Neither Party will be liable for losses, defaults, or damages under the resulting Agreement which result from delays in performing, or inability to perform, all or any of the obligations or responsibilities imposed upon it pursuant to the terms and conditions of the resulting Agreement, due to or because of acts of God, the public enemy, , earthquakes, floods, civil strife, fire or any other cause beyond the reasonable control of the party that was so delayed or so unable to perform, provided that such party was not negligent and shall have used reasonable efforts to avoid and overcome such cause. Such party will resume full performance of such obligations and responsibilities promptly upon removal of any such cause. 

XII.     Waiver. 

Any waiver by a Party hereunder must be made in writing, and failure at any time to require its performance of any obligation under this Agreement shall not affect the Party’s right to subsequently require performance of that obligation. 

XIII.    Severability and Amendment. 

If any particular provision of this Agreement is determined to be invalid or unenforceable, that determination will not affect the other provisions of this Agreement, which will be construed in all respects as if the invalid or unenforceable provision were omitted. No extension, modification, or amendment of this Agreement will be effective unless it is described in writing and signed by the Parties. 

XIV.    Publicity and Trademarks. 

During the term of this Agreement, Velosimo shall not publicly disclose its ongoing business relationship with Customer materials without prior, written authorization. 

  1. Confidentiality

Each party (a) shall treat as confidential all Confidential Information of the other party; (b) shall not disclose such Confidential Information to any third party, except on a “need to know” basis to third parties that have signed a non-disclosure agreement containing substantially the terms of this Agreement; and (c) shall not use such Confidential Information except in connection with performing its obligations or exercising its rights under this Agreement. 
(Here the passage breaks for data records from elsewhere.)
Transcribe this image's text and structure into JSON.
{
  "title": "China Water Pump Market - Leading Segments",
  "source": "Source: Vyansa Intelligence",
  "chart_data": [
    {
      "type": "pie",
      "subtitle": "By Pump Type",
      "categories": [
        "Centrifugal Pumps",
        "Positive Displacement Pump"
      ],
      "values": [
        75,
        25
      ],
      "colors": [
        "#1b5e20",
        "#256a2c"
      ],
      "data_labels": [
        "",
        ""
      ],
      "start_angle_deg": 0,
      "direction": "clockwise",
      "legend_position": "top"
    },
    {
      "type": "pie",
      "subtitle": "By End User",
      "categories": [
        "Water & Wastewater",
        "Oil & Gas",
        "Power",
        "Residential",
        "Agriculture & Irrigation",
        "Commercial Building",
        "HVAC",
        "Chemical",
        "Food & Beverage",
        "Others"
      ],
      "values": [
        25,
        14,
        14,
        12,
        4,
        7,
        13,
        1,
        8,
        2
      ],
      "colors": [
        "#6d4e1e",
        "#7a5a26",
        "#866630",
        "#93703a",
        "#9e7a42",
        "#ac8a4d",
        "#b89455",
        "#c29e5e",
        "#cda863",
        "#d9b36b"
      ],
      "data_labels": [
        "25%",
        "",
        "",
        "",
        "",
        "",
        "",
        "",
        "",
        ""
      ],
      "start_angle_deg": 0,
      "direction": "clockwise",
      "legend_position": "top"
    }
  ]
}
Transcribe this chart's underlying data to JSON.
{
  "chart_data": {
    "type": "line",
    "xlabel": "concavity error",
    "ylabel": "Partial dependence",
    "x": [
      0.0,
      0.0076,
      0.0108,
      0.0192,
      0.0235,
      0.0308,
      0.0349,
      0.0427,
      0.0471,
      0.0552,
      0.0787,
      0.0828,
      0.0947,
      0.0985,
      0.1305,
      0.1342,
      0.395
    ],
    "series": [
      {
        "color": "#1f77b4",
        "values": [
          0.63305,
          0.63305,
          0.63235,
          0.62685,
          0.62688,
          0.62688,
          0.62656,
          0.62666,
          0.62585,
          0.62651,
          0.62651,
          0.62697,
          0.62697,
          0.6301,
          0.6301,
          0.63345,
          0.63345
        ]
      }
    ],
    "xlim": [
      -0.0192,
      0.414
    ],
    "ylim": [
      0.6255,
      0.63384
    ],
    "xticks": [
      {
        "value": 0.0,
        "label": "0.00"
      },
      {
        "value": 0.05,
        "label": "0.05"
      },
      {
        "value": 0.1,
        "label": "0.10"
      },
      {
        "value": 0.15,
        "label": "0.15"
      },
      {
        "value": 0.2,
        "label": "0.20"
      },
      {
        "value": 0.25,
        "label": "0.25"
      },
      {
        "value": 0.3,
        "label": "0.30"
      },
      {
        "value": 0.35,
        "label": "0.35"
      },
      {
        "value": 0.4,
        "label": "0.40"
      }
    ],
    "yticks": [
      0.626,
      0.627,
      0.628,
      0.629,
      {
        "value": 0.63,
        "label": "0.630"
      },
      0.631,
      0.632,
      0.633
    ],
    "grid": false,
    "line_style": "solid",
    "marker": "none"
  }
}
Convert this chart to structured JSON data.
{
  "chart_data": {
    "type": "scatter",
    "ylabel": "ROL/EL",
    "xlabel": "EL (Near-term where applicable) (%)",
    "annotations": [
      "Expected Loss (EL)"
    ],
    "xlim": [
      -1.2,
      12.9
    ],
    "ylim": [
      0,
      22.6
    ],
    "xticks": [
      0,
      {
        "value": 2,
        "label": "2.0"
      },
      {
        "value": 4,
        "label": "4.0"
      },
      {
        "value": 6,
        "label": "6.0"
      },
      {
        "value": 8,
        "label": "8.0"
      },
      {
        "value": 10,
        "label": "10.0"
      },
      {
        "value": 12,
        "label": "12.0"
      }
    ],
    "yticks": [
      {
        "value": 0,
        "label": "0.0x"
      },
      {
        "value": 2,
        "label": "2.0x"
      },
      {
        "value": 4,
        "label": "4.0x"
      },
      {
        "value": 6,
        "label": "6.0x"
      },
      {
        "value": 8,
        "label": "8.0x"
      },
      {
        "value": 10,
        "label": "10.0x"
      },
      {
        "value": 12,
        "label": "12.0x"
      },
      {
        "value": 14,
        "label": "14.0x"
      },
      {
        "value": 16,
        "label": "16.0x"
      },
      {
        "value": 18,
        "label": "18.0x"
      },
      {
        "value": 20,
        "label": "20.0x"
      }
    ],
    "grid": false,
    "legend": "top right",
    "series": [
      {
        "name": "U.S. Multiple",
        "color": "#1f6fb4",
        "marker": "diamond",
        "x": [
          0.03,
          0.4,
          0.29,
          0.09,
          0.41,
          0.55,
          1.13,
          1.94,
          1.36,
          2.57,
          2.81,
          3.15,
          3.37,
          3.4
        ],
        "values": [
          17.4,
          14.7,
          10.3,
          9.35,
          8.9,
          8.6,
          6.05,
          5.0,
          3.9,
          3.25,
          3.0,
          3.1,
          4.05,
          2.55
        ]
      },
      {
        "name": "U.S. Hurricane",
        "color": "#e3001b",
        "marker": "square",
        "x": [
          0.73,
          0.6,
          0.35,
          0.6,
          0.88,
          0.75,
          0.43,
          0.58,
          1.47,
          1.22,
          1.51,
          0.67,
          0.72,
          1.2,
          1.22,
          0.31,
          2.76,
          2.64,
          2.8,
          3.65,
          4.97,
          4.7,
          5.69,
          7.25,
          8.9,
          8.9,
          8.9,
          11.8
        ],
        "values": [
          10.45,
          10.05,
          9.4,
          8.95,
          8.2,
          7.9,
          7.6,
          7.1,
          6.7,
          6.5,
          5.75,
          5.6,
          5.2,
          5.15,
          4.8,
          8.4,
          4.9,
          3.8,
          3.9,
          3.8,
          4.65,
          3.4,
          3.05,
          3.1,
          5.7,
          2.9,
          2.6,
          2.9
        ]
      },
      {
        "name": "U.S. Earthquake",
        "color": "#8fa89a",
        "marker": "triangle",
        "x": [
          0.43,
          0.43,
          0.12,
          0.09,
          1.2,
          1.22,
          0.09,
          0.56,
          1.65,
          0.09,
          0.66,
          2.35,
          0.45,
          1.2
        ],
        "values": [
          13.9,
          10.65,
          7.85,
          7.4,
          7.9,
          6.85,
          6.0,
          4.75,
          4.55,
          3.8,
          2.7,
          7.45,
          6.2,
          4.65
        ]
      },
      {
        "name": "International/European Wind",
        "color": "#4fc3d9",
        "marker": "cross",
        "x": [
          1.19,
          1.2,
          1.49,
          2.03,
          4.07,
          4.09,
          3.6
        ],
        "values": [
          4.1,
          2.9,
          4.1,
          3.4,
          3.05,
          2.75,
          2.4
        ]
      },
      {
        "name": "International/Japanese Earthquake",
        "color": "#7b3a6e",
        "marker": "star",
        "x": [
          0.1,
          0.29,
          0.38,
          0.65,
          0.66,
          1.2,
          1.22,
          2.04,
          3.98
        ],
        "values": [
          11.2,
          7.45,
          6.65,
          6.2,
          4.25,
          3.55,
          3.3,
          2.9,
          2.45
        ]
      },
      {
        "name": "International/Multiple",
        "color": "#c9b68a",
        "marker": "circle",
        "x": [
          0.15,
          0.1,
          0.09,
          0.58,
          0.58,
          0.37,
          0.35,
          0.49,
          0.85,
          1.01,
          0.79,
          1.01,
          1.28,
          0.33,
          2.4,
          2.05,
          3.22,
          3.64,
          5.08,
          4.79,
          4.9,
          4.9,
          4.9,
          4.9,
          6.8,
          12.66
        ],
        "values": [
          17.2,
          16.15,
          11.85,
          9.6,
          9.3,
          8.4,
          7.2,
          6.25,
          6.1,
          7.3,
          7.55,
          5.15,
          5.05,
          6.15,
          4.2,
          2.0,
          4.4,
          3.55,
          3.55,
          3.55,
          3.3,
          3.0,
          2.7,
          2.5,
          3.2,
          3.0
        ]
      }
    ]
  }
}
Exceptions. Confidential Information will not include any information which (i) was publicly known and made generally available prior to the time of disclosure by the disclosing party; (ii) becomes publicly known and made generally available after disclosure by the disclosing party to the receiving party through no action or inaction of the receiving party; (iii) is already in the possession of the receiving party at the time of disclosure; (iv) is obtained by the receiving party from a third party without a breach of such third party’s obligations of confidentiality; (v) is independently developed by the receiving party without use of or reference to the disclosing party’s Confidential Information; or (vi) is required by law to be disclosed by the receiving party, provided that the receiving party gives the disclosing party prompt written notice of such requirement prior to such disclosure and assistance in obtaining an order protecting the information from public disclosure.